In this box, you will find a selection of Japanese traditional items, beautifully crafted. Included in the box:
Ox ceramic statuette from Aichi Prefecture. The ox is numbered second among the twelve signs of the zodiac. When Buddha organized a race to choose the twelve animals, the ox, knowing that it was slow to walk, decided to start into the darkness of the previous night. The rat, clever, climbed onto the ox’s back and jumped in front of it as it crossed the finish line, becoming the first animal in the zodiac. As a result, the ox came in second.
Asakusa Uchiwa Fan
The Japanese traditional fan called uchiwa comes from a shop called Takahisa that specializes in selling Hagoita: wooden paddles decorated with various traditional images and used for decoration. The manager, Mister Masanori Tsuchiya, aims to pass down the spirit and traditions of the Edo period. The Uchiwa is the best tool for kimono clad ladies who come to enjoy the famous Sumida river fireworks during summer. You can see the letters for Asakusa: 浅草.
Cloth bag with Masks design
In Nakamise street in Asakusa, Tokyo, we found a good fortune cloth bag. You can use it to store your pens or as a beauty case. There are different japanese masks represented on it. For example, the Otafuku, a mask representing a smiling woman, which can literally be translated as “a lot of good fortune”. Or the Hyottoko, a comical character with his mouth skewed to one side, which also brings good luck into one’s house.
This Notepad comes from Uragu. Uragu is a tiny shop, hidden in the back streets of Miyagawacho, one of Kyoto’s geisha districts. There, you can find beautiful stationery with clean designs carefully thought out by the designer of the store.
Carp fish is one of the main Japanese symbols of luck and good fortune. In Japanese, carp is called koi. Koi also means “love”. As a result, carp fish is seen as a romantic symbol. But not only. Being a fish that swims against the river flow, it also represents tenacity, perseverance in adversity, and the ability to achieve one’s goal.
On this fabric is a large number of lucky symbols. First, in the foreground is the Shishi, the lion-dog, a legendary animal with the ability to scare away evil spirits.

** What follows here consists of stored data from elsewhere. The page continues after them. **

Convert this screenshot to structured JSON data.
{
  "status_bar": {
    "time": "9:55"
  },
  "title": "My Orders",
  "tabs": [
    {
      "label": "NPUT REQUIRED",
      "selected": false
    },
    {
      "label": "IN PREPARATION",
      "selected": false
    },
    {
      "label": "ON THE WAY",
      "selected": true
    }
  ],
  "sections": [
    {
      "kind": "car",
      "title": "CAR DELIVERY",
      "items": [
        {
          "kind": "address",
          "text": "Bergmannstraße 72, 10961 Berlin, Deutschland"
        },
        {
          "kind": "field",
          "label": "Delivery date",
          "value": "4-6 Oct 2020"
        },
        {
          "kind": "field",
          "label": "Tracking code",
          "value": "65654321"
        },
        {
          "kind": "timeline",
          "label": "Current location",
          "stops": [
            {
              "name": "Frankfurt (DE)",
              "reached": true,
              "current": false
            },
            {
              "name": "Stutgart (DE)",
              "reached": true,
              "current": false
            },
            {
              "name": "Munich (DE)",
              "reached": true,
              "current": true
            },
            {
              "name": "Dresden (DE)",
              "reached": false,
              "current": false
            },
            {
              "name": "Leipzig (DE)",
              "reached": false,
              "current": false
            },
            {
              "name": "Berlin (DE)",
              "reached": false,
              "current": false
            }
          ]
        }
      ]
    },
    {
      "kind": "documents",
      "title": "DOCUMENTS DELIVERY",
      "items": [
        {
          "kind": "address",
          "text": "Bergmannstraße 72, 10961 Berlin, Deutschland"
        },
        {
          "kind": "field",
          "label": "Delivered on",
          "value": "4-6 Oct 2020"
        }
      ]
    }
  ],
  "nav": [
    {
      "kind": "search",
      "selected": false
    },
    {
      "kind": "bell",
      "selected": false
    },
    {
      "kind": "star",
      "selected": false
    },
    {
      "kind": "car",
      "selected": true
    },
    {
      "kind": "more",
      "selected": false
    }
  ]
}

In the background you can see a pine tree, a symbol of longevity, vigor and courage. In front of the house is a kadomatsu, made with pine branches and bamboo. Indeed, bamboos are also a symbol of longevity and strength. Kadomatsu are found in front of houses during the New Year to welcome the spirit of the ancestors that will bring happiness to the family.
Washi Card with calligraphy
This beautiful item was created only for Peko Peko. It is the result of a collaboration of two friends. The first one, Kayo, is a master of calligraphy. She offers calligraphy workshops in English for foreign visitors. Kayo chose this character, yume, in the hope that all Peko Peko’s clients will have their dream come true. Her dream is that visitors will soon come back to Japan so that she can continue teaching calligraphy, her passion. One by one, Kayo wrote the character on washi paper postcards. These were also handcrafted, by Miwako, from the Kami to Wa shop, located just across from Kayo’s restaurant.
Kami to Wa is a boutique specializing in washi paper. The shop is filled with gorgeous items, all made using japanese paper: notebook, notepad, bags, lamps… Miwako also organizes a really fun japanese experience. She offers to visitors the possibility to make their own washi postcard. It was after remembering how popular this activity was among foreigners that she suggested that we create these washi cards for our Peko Peko Box.
In the olden days, genmaicha (or brown rice tea) was a drink for those who couldn’t afford pure tea blends. Genmaicha was also drunk by fasting monks or rationed warriors, as the mix between green tea and roasted rice made it a more filling drink. Nowadays, genmaicha has become one of the most popular teas in Japan.
Uji area (south of Kyoto) produces some of the finest tea blends of Japan. There, we travelled to the small village of Wazuka-cho with over 800 years of history producing teas. We found the perfect genmaicha tea at Obubu tea farm, where Matsumoto-san and his French wife Marie-san welcomed us. Obubu tea farm aims to bring quality Japanese tea to the world, contribute to the local and global community through tea, revitalize interest in tea and agriculture through education.